Он не попытался ее поцеловать. Оба молчали. Когда они шли назад по траве, она в первый раз взглянула ему в глаза – коротко, с презрением и неприязнью. Уинстон попытался угадать, только ли из прошлого эта неприязнь или дело в его опухшем лице со слезящимися от ветра глазами.
Они сели на металлические стулья – рядом, но не слишком близко. Сейчас она что-то скажет, почувствовал Уинстон. Она выставила вперед ногу в некрасивом башмаке и нарочно хрустнула веткой. Ступни у нее как будто стали шире, заметил он.
– Я тебя предала, – напрямик сказала она.
– Я тебя предал, – сказал он.
Еще один быстрый, неприязненный взгляд.
– Иногда, – продолжала она, – угрожают чем-то таким, что противиться уже никак. И тогда просишь: «Не делайте этого со мной, сделайте с кем-то другим, сделайте с таким-то». Потом, конечно, можно притворяться, что просто пошла на хитрость, сказала, чтобы они перестали, а на самом деле ничего такого не имела в виду. Но это неправда. В тот момент – имела, конечно. Когда думаешь, что больше никак не спастись, то готов спасаться и такой ценой. Хочется, чтобы это случилось с другим человеком. Наплевать на его страдания. Думаешь только о себе.
– Думаешь только о себе, – как эхо, откликнулся Уинстон.
– А после этого прежних чувств к тому человеку уже нет.
– Верно, – сказал он, – уже нет.
На этом слова закончились. Ветер продувал тонкие комбинезоны насквозь. Молчание почти сразу стало тягостным, да и сидеть без движения слишком холодно.
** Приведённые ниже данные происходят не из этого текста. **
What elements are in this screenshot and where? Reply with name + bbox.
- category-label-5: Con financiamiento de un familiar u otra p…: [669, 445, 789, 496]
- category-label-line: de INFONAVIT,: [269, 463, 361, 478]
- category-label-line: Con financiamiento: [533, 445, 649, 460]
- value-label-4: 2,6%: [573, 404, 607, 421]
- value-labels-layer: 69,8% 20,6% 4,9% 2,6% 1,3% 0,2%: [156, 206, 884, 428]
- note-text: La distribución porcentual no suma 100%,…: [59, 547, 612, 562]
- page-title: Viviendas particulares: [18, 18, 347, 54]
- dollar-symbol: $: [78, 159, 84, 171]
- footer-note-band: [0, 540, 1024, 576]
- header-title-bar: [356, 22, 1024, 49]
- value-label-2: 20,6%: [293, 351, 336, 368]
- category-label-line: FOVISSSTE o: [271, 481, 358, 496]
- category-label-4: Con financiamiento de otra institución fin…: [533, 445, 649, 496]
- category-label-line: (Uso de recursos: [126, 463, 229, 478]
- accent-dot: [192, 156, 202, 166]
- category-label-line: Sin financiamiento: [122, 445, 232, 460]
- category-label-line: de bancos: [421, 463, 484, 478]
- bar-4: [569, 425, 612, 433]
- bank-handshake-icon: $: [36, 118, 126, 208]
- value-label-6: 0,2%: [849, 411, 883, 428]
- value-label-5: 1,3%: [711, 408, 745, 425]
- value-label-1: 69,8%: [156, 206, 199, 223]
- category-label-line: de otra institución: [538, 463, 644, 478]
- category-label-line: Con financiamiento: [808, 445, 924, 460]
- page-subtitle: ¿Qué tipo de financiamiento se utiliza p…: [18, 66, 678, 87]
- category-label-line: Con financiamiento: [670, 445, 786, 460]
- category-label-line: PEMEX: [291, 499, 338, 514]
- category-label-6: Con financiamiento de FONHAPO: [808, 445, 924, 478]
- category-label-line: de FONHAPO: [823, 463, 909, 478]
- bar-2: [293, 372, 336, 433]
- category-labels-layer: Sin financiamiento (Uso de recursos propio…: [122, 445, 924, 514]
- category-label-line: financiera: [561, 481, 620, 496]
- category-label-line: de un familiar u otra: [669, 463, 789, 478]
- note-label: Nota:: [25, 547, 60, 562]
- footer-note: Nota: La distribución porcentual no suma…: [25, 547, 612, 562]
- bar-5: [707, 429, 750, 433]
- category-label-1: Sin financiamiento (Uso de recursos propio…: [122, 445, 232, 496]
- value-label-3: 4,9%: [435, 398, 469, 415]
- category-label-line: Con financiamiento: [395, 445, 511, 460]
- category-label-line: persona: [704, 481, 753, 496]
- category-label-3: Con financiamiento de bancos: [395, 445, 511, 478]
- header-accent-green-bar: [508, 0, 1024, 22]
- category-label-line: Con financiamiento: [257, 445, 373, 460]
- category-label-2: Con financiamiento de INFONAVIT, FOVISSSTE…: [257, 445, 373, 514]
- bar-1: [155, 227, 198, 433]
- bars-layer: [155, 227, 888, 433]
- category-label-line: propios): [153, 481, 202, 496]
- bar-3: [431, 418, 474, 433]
– Пора в метро, – сказала она и встала.
– Надо встретиться еще, – сказал он.
– Да, – сказала она, – надо встретиться еще.
Некоторое время он нерешительно шел за ней, отставая на полшага. Больше они не разговаривали. Она не пыталась оторваться, но шла ровно с такой скоростью, чтобы он не мог ее догнать. Он решил было проводить ее до метро, но вот так брести за ней на холодном ветру вдруг показалось невыносимо бессмысленным.
Ему нестерпимо захотелось не столько потерять из виду Джулию, сколько оказаться снова в «Каштане». Его никогда еще так туда не тянуло. Он замечтался о своем столике в углу, газете, шахматной доске и самонаполняющемся стакане. Но главное, там тепло!
Скоро он – почти нарочно – позволил другим прохожим вклиниться между ним и Джулией. Попытался было ее догнать – впрочем, без особого желания, – потом замедлил шаг и наконец двинулся в противоположном направлении. Пройдя метров пятьдесят, обернулся. Даже на такой полубезлюдной улице он потерял ее из виду – потому что не смог бы отличить от дюжины других женщин, спешащих по своим делам. Возможно, потому что ее располневшее, ставшее неподатливым тело сделалось неузнаваемым, особенно сзади.